Growth in Chinese exports and imports was better than expected in June, official data showed today, but analysts warned the pick up could be temporary. 

The world's second-largest economy is expected to lose momentum in the second half as Beijing clamps down on free-wheeling credit and property purchases that have been key drivers of growth for years. 

Chinese exports rose 11.3% from a year ago to $196.59 billion, the customs administration said, topping a Bloomberg News forecast of 8.9%. 

Imports were up 17.2% year-on-year - compared with an expected increase of  14.5% - to $153.83 billion, lifting the trade surplus to $42.76 billion. 

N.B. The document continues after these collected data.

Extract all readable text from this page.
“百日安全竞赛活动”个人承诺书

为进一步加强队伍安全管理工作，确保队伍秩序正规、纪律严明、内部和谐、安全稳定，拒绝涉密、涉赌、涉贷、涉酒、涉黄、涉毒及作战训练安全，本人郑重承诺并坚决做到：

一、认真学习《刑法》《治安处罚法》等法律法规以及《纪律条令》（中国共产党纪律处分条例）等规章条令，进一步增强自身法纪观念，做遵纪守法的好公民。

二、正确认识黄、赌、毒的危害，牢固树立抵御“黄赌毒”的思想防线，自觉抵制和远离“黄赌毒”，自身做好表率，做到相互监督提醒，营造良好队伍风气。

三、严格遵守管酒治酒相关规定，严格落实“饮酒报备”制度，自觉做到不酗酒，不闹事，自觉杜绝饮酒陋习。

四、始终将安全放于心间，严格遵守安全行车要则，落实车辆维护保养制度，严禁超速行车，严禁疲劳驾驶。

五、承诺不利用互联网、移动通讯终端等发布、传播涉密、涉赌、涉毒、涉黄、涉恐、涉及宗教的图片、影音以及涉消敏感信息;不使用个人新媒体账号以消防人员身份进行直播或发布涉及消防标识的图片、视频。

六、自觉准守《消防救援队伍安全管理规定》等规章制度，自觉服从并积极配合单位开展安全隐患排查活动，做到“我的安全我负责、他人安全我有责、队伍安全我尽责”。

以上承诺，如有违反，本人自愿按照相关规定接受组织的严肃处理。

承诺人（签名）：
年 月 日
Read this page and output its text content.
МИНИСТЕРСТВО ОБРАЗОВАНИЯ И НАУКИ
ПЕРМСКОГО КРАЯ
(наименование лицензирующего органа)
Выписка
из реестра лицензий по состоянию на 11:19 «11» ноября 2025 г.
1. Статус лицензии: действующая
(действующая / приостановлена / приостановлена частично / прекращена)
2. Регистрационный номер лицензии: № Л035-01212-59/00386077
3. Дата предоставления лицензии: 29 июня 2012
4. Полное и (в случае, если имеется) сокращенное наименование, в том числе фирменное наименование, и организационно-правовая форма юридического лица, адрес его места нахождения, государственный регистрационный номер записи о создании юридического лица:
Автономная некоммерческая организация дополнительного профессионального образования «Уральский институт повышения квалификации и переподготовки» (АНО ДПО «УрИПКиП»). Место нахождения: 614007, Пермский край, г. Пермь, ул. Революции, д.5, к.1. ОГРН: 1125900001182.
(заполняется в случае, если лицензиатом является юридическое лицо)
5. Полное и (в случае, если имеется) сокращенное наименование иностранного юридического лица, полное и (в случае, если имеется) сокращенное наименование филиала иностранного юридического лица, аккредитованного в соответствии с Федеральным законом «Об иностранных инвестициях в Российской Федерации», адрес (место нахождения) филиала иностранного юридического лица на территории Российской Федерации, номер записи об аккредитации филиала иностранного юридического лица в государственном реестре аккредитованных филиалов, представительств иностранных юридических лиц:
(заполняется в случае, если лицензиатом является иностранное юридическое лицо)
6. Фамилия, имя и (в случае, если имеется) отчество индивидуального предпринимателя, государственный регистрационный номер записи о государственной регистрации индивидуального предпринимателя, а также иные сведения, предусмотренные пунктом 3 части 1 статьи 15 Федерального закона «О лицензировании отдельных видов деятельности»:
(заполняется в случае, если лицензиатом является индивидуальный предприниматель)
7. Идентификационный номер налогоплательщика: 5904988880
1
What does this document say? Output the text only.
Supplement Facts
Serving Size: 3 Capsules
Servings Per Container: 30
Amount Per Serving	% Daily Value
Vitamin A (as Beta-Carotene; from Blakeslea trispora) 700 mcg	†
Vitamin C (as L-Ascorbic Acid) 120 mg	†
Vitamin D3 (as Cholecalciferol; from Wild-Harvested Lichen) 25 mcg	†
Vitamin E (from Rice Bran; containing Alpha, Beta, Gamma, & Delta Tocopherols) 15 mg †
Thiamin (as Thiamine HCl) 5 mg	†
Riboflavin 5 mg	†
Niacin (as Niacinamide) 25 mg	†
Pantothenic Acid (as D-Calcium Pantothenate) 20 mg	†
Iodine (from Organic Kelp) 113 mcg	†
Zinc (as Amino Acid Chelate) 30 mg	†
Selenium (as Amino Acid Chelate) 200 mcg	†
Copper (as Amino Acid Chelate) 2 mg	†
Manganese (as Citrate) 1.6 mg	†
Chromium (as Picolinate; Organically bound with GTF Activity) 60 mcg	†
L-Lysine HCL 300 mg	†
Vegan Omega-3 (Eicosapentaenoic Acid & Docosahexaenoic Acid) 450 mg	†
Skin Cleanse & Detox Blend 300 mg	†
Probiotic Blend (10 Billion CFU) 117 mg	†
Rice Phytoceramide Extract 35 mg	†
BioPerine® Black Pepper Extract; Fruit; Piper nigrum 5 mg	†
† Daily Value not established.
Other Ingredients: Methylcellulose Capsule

While China's exports were likely to remain strong, analysts said they were sceptical that the current pace of imports can be sustained for much longer given the increasing headwinds to China's economy from policy tightening. 

China has been trying to rein in risky bank lending and put restrictions on property purchases as the country's mounting debt fuels fears of a looming financial crisis that could blow out globally.  

The surprising trade data comes ahead of US-China talks in Washington next week where they are expected to assess the results of a 100-day action plan aimed at improving trade ties between the economic rivals. 

Tensions between the two countries have intensified in recent months amid disagreements over how to handle the growing North Korea threat. 

China's trade surplus with the rest of the world has historically been a thorn in relations. 

But US data released earlier this month showed America's deficit in goods with China, which the White House has targeted with accusations of unfair trade, fell 6.2% in May to $30.1 billion.